Perfect Sense is a bad, misleading, and laughable title. With the premise and that eye-rolling title, you’d expect it to be a shoddy romantic comedy, one about people coming to love each other when all else goes to hell. “When everyone’s losing their senses, we’re doing something that makes…Perfect Sense! Get it?” Yes, all around cringe-worthy, but, thankfully, the actual film is not.
Set in the magical and wet land of Glasgow, director David Mackenzie‘s chronicles both the multiple destructions and reconstructions of the world and a relationship. Michael (Ewan McGregor) is a charming and scruffy cook who’s lucky enough to have someone who looks like Susan, played by Eva Green, live right next door to his workplace. Both being the two good-looking people that they are, the obvious consequences come about: they fall in love, just as an epidemic begins to eat away at the world.
It’s no real shock in saying the epidemic is a subtext for the transitions that Michael and Susan go through. A relationship involves adaptation, as would an epidemic which diminishes our five sense: smell, taste, touch, sound, and sight.

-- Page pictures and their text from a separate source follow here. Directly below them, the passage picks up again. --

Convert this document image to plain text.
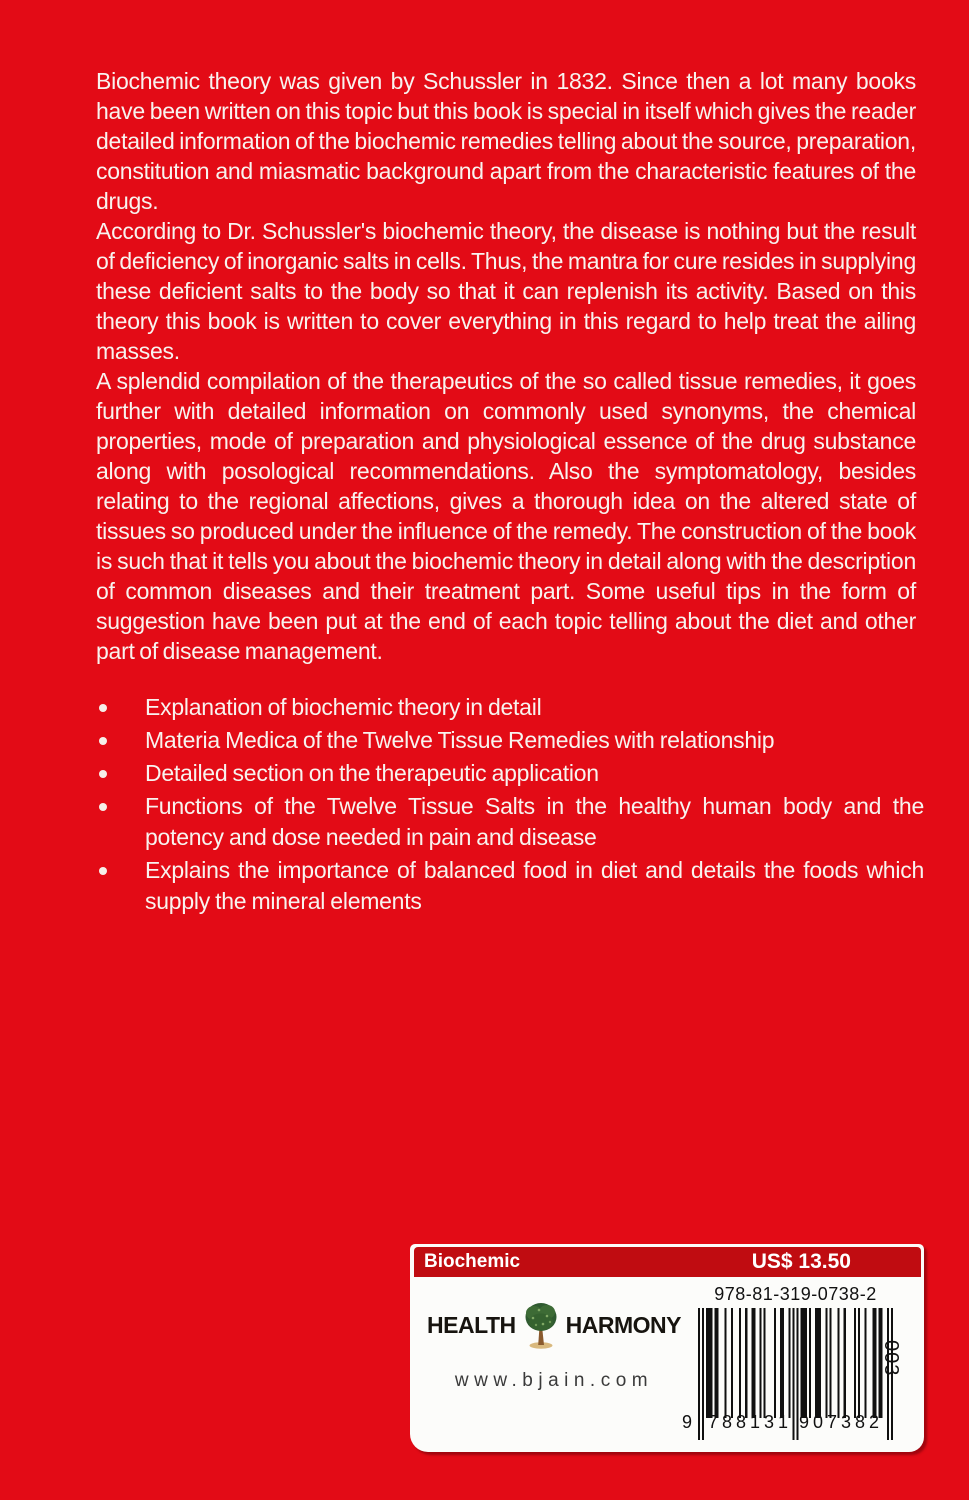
Biochemic theory was given by Schussler in 1832. Since then a lot many books have been written on this topic but this book is special in itself which gives the reader detailed information of the biochemic remedies telling about the source, preparation, constitution and miasmatic background apart from the characteristic features of the drugs.

According to Dr. Schussler's biochemic theory, the disease is nothing but the result of deficiency of inorganic salts in cells. Thus, the mantra for cure resides in supplying these deficient salts to the body so that it can replenish its activity. Based on this theory this book is written to cover everything in this regard to help treat the ailing masses.

A splendid compilation of the therapeutics of the so called tissue remedies, it goes further with detailed information on commonly used synonyms, the chemical properties, mode of preparation and physiological essence of the drug substance along with posological recommendations. Also the symptomatology, besides relating to the regional affections, gives a thorough idea on the altered state of tissues so produced under the influence of the remedy. The construction of the book is such that it tells you about the biochemic theory in detail along with the description of common diseases and their treatment part. Some useful tips in the form of suggestion have been put at the end of each topic telling about the diet and other part of disease management.

Explanation of biochemic theory in detail
Materia Medica of the Twelve Tissue Remedies with relationship
Detailed section on the therapeutic application
Functions of the Twelve Tissue Salts in the healthy human body and the potency and dose needed in pain and disease
Explains the importance of balanced food in diet and details the foods which supply the mineral elements
Biochemic	US$ 13.50
HEALTH HARMONY
www.bjain.com
978-81-319-0738-2
9 788131 907382
003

Mackenzie conveys the grand-scale world effects and the love and turmoil between Michael and Susan with a fair amount of subtlety.
Michael and Susan are self-proclaimed and proud assholes, meaning there’s not a large deal of difficult-to-bare bogus sentimentality. Even after the first time the couple sleep together, one of them is kicking the other out of bed, and not because they did anything wrong. They’re relatable cold individuals, not naive romantics.

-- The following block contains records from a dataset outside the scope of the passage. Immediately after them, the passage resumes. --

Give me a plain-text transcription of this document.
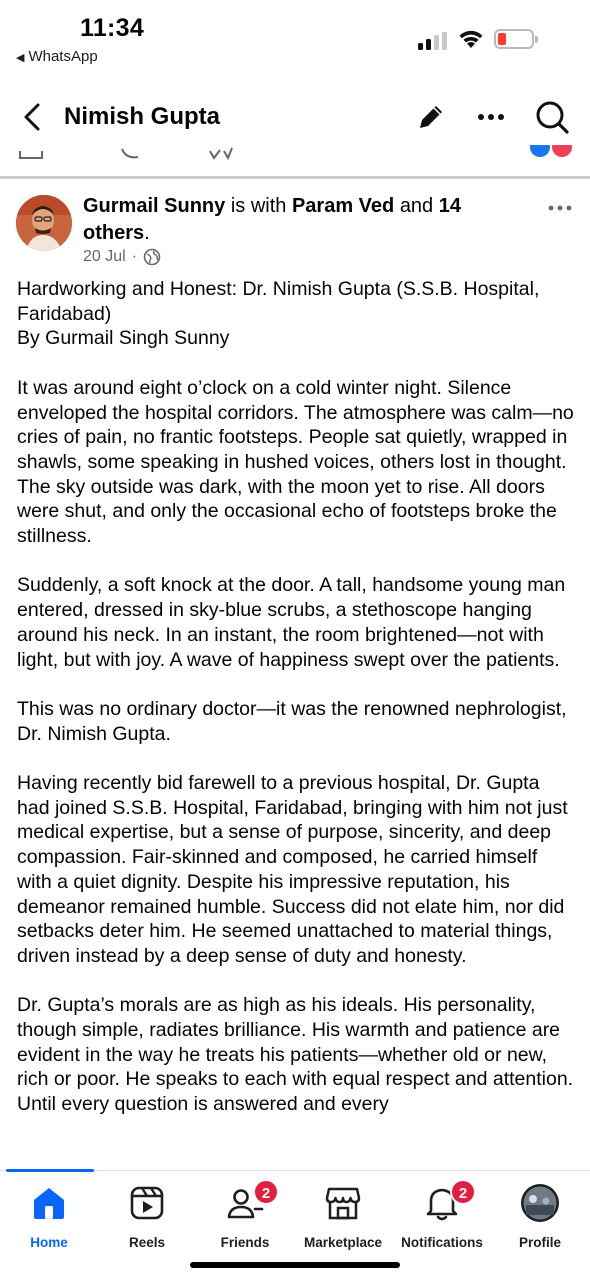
11:34
◀ WhatsApp
Nimish Gupta
Gurmail Sunny is with Param Ved and 14 others.
20 Jul ·

Hardworking and Honest: Dr. Nimish Gupta (S.S.B. Hospital, Faridabad)
By Gurmail Singh Sunny

It was around eight o’clock on a cold winter night. Silence enveloped the hospital corridors. The atmosphere was calm—no cries of pain, no frantic footsteps. People sat quietly, wrapped in shawls, some speaking in hushed voices, others lost in thought. The sky outside was dark, with the moon yet to rise. All doors were shut, and only the occasional echo of footsteps broke the stillness.

Suddenly, a soft knock at the door. A tall, handsome young man entered, dressed in sky-blue scrubs, a stethoscope hanging around his neck. In an instant, the room brightened—not with light, but with joy. A wave of happiness swept over the patients.

This was no ordinary doctor—it was the renowned nephrologist, Dr. Nimish Gupta.

Having recently bid farewell to a previous hospital, Dr. Gupta had joined S.S.B. Hospital, Faridabad, bringing with him not just medical expertise, but a sense of purpose, sincerity, and deep compassion. Fair-skinned and composed, he carried himself with a quiet dignity. Despite his impressive reputation, his demeanor remained humble. Success did not elate him, nor did setbacks deter him. He seemed unattached to material things, driven instead by a deep sense of duty and honesty.

Dr. Gupta’s morals are as high as his ideals. His personality, though simple, radiates brilliance. His warmth and patience are evident in the way he treats his patients—whether old or new, rich or poor. He speaks to each with equal respect and attention. Until every question is answered and every

Home	Reels
2
Friends	Marketplace
2
Notifications	Profile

By the end, they do grow to become romantics, and it’s earned. Green and McGregor are both lovable and seriously flawed as Michael and Susan. When their relationship is going smoothly, it’s impossible not to crack a smile. For the lesser joyous moments between the two, it’s uncomfortable and slightly heart-wrenching.

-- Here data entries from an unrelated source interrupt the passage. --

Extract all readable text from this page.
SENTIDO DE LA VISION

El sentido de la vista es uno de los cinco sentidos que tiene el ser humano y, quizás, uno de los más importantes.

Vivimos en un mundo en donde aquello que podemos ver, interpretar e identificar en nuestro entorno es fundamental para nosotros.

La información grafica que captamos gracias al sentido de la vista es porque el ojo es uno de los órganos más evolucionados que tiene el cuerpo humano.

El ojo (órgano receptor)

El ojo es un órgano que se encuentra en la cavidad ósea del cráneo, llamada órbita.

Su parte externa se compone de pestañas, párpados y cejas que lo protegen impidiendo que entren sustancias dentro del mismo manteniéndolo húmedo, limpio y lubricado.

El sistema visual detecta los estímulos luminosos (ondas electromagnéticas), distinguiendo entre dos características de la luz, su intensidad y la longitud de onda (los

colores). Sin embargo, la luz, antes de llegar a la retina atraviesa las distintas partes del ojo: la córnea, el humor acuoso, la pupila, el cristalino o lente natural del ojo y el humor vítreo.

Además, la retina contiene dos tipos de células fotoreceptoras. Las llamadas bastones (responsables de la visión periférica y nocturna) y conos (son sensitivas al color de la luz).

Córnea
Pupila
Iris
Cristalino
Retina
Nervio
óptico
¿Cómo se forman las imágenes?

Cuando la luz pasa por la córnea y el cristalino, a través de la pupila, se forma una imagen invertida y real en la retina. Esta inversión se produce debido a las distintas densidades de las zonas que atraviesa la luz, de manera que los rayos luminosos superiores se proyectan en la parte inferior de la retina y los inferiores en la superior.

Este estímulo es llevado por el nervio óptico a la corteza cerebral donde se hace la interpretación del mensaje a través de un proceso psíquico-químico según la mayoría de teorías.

Mackenzie handles all the emotions with intimacy. As for the grand scale epidemic, it’s shown with a similar amount of realism. How would the world respond to losing their senses? Not as if they’re in a Roland Emmerich movie, but in the way you’d expect them to: by adapting. Despite the absurd premise, Perfect Sense is surprisingly grounded and, at times, poignant.
The Upside: Ewan McGregor and Eva Green are excellent; is effectively sweet and tragic; approaches human’s ability to adapt in both broad and small ways; features a suitably bittersweet ending.
The Downside: There’s a narration crosses the point of grating at times, despite its attempt to show there’s plenty of other beautiful and sad stories going on elsewhere in the world making for an admirable storytelling choice; one loss of sense scene is more comical than horrifying, but maybe that’s the point.
On The Side: Thank God there’s no major “We gotta find a cure!” subplot.